Man to man, Clemson is clearly the better of these two teams, but with Jim Grobe and his style of football in the mix, the line that separates these two teams becomes blurry at best.
This is the "get over the hump" game of the 2003 season. With only Duke remaining on the ACC schedule, a win almost guarantees the Tigers a legitimate chance at the Peach Bowl, or even the Gator. A loss would obviously be devastating.
It took five second half turnovers to get past this team last year. It won't this year. As long as Charlie Whitehurst doesn't start throwing ducks and Coleman doesn't lay the football on the ground, the Tigers will waltz out of Winston-Salem with a 10+ point victory.
It's funny to see how the players respond to some of the same old questions asked week after week. You have to figure that some of these guys get annoyed continually talking about the "mood of the team" or whether or not the team can afford another loss.

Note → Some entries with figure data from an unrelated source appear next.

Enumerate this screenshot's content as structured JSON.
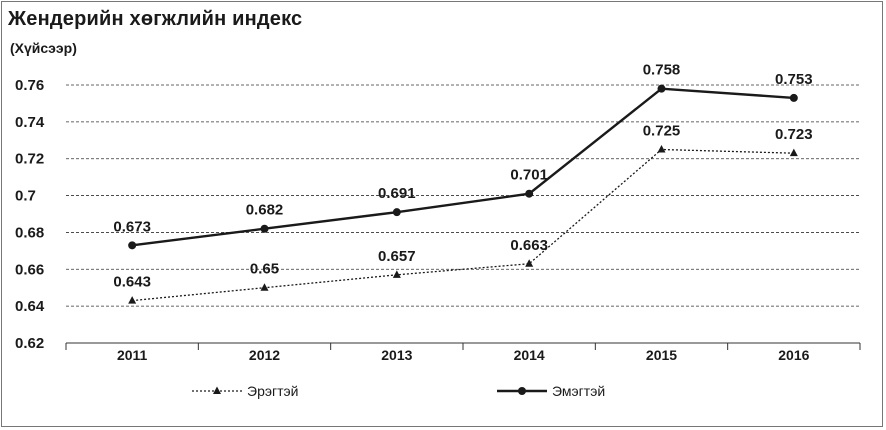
{
  "chart_data": {
    "type": "line",
    "title": "Жендерийн хөгжлийн индекс",
    "subtitle": "(Хүйсээр)",
    "x": [
      "2011",
      "2012",
      "2013",
      "2014",
      "2015",
      "2016"
    ],
    "ylim": [
      0.62,
      0.76
    ],
    "yticks": [
      "0.62",
      "0.64",
      "0.66",
      "0.68",
      "0.7",
      "0.72",
      "0.74",
      "0.76"
    ],
    "ytick_values": [
      0.62,
      0.64,
      0.66,
      0.68,
      0.7,
      0.72,
      0.74,
      0.76
    ],
    "grid": true,
    "legend_position": "bottom",
    "series": [
      {
        "name": "Эрэгтэй",
        "values": [
          0.643,
          0.65,
          0.657,
          0.663,
          0.725,
          0.723
        ],
        "labels": [
          "0.643",
          "0.65",
          "0.657",
          "0.663",
          "0.725",
          "0.723"
        ],
        "style": "dotted",
        "marker": "triangle",
        "color": "#1a1a1a"
      },
      {
        "name": "Эмэгтэй",
        "values": [
          0.673,
          0.682,
          0.691,
          0.701,
          0.758,
          0.753
        ],
        "labels": [
          "0.673",
          "0.682",
          "0.691",
          "0.701",
          "0.758",
          "0.753"
        ],
        "style": "solid",
        "marker": "circle",
        "color": "#1a1a1a"
      }
    ]
  }
}
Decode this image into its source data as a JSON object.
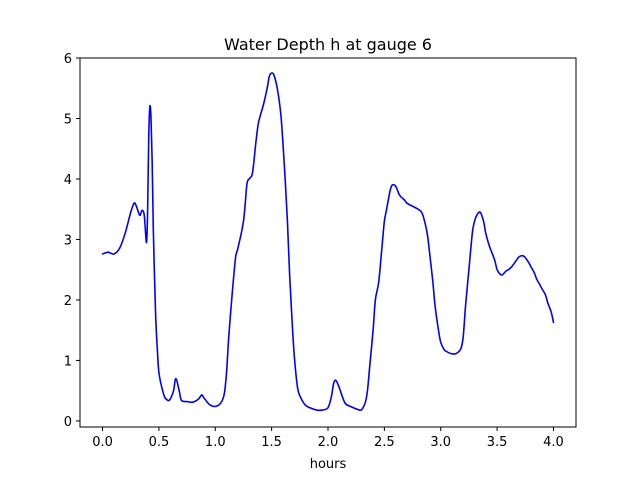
{
  "chart_data": {
    "type": "line",
    "title": "Water Depth h at gauge 6",
    "xlabel": "hours",
    "ylabel": "",
    "xlim": [
      -0.2,
      4.2
    ],
    "ylim": [
      -0.1,
      6.0
    ],
    "xticks": [
      0.0,
      0.5,
      1.0,
      1.5,
      2.0,
      2.5,
      3.0,
      3.5,
      4.0
    ],
    "xtick_labels": [
      "0.0",
      "0.5",
      "1.0",
      "1.5",
      "2.0",
      "2.5",
      "3.0",
      "3.5",
      "4.0"
    ],
    "yticks": [
      0,
      1,
      2,
      3,
      4,
      5,
      6
    ],
    "ytick_labels": [
      "0",
      "1",
      "2",
      "3",
      "4",
      "5",
      "6"
    ],
    "grid": false,
    "legend": "none",
    "series": [
      {
        "color": "#0000ff",
        "x": [
          0.0,
          0.05,
          0.1,
          0.15,
          0.2,
          0.25,
          0.28,
          0.3,
          0.33,
          0.35,
          0.37,
          0.39,
          0.4,
          0.41,
          0.42,
          0.43,
          0.44,
          0.45,
          0.47,
          0.49,
          0.5,
          0.52,
          0.55,
          0.58,
          0.6,
          0.63,
          0.65,
          0.68,
          0.7,
          0.75,
          0.8,
          0.85,
          0.88,
          0.9,
          0.95,
          1.0,
          1.05,
          1.08,
          1.1,
          1.12,
          1.15,
          1.18,
          1.2,
          1.25,
          1.28,
          1.3,
          1.33,
          1.36,
          1.38,
          1.4,
          1.43,
          1.46,
          1.48,
          1.5,
          1.52,
          1.55,
          1.58,
          1.6,
          1.62,
          1.64,
          1.66,
          1.68,
          1.7,
          1.73,
          1.76,
          1.8,
          1.85,
          1.9,
          1.95,
          2.0,
          2.03,
          2.05,
          2.07,
          2.1,
          2.15,
          2.2,
          2.25,
          2.28,
          2.3,
          2.33,
          2.35,
          2.37,
          2.4,
          2.42,
          2.45,
          2.48,
          2.5,
          2.52,
          2.55,
          2.57,
          2.6,
          2.63,
          2.65,
          2.68,
          2.7,
          2.75,
          2.8,
          2.83,
          2.85,
          2.88,
          2.9,
          2.93,
          2.95,
          2.98,
          3.0,
          3.03,
          3.05,
          3.08,
          3.1,
          3.13,
          3.15,
          3.18,
          3.2,
          3.22,
          3.25,
          3.28,
          3.3,
          3.32,
          3.35,
          3.38,
          3.4,
          3.43,
          3.45,
          3.48,
          3.5,
          3.53,
          3.55,
          3.58,
          3.6,
          3.63,
          3.65,
          3.68,
          3.7,
          3.73,
          3.75,
          3.78,
          3.8,
          3.83,
          3.85,
          3.88,
          3.9,
          3.93,
          3.95,
          3.98,
          4.0
        ],
        "y": [
          2.76,
          2.79,
          2.76,
          2.85,
          3.1,
          3.45,
          3.6,
          3.55,
          3.4,
          3.48,
          3.4,
          2.95,
          3.5,
          4.7,
          5.2,
          5.0,
          4.3,
          3.2,
          1.8,
          1.05,
          0.8,
          0.6,
          0.4,
          0.34,
          0.36,
          0.5,
          0.7,
          0.5,
          0.34,
          0.32,
          0.31,
          0.36,
          0.43,
          0.38,
          0.27,
          0.24,
          0.3,
          0.45,
          0.8,
          1.4,
          2.1,
          2.7,
          2.85,
          3.3,
          3.9,
          4.0,
          4.1,
          4.6,
          4.9,
          5.05,
          5.25,
          5.5,
          5.7,
          5.75,
          5.72,
          5.5,
          5.1,
          4.6,
          4.0,
          3.3,
          2.4,
          1.7,
          1.1,
          0.55,
          0.38,
          0.26,
          0.21,
          0.18,
          0.18,
          0.22,
          0.4,
          0.62,
          0.67,
          0.55,
          0.3,
          0.24,
          0.2,
          0.18,
          0.19,
          0.3,
          0.5,
          0.9,
          1.5,
          2.0,
          2.3,
          2.9,
          3.3,
          3.5,
          3.8,
          3.9,
          3.88,
          3.75,
          3.7,
          3.65,
          3.6,
          3.55,
          3.5,
          3.45,
          3.35,
          3.1,
          2.8,
          2.3,
          1.9,
          1.5,
          1.3,
          1.18,
          1.15,
          1.12,
          1.11,
          1.11,
          1.13,
          1.2,
          1.4,
          1.9,
          2.5,
          3.1,
          3.3,
          3.4,
          3.45,
          3.3,
          3.1,
          2.9,
          2.8,
          2.65,
          2.5,
          2.42,
          2.42,
          2.48,
          2.5,
          2.55,
          2.6,
          2.68,
          2.72,
          2.73,
          2.7,
          2.62,
          2.55,
          2.45,
          2.35,
          2.25,
          2.18,
          2.08,
          1.95,
          1.8,
          1.63
        ]
      }
    ]
  }
}
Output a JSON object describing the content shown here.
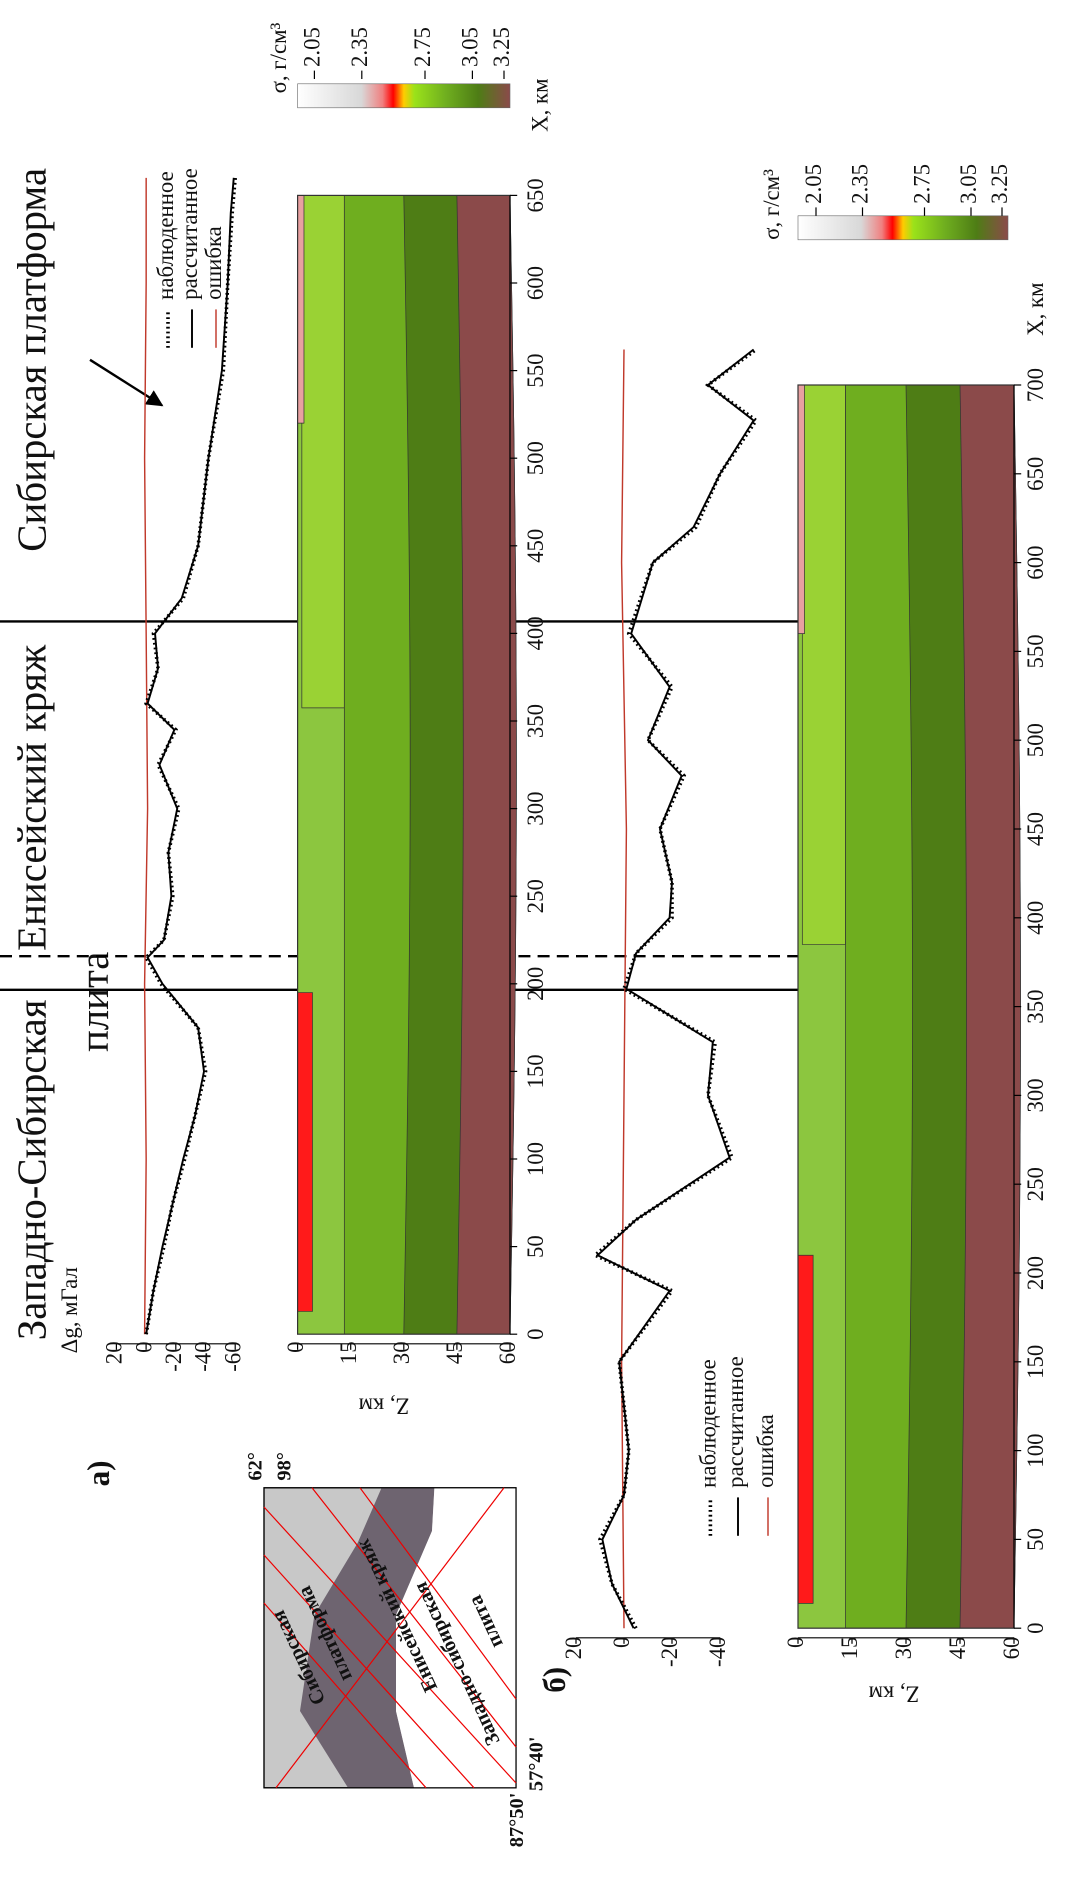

The most amusing thing to me used to be talking to J.J. Howard, because he would talk candidily about "slapping his brother Marcus in the head," or the Maryland fans "throwing oranges" at his teammates.
My new favorite is a trick that John Leake usually pulls after strolling into the weekly press conference. After taking questions from the television media, and then from the radio, then finally the beat writers, it just gets exhaustive answering the same thing over and over.
Well, it's gotten so bad the last two weeks that Leake has actually forgotten the question that was asked in the middle of his long and somewhat detailed response. No knock on John mind you, just an interesting side note that I've witnessed that I found to be quite amusing.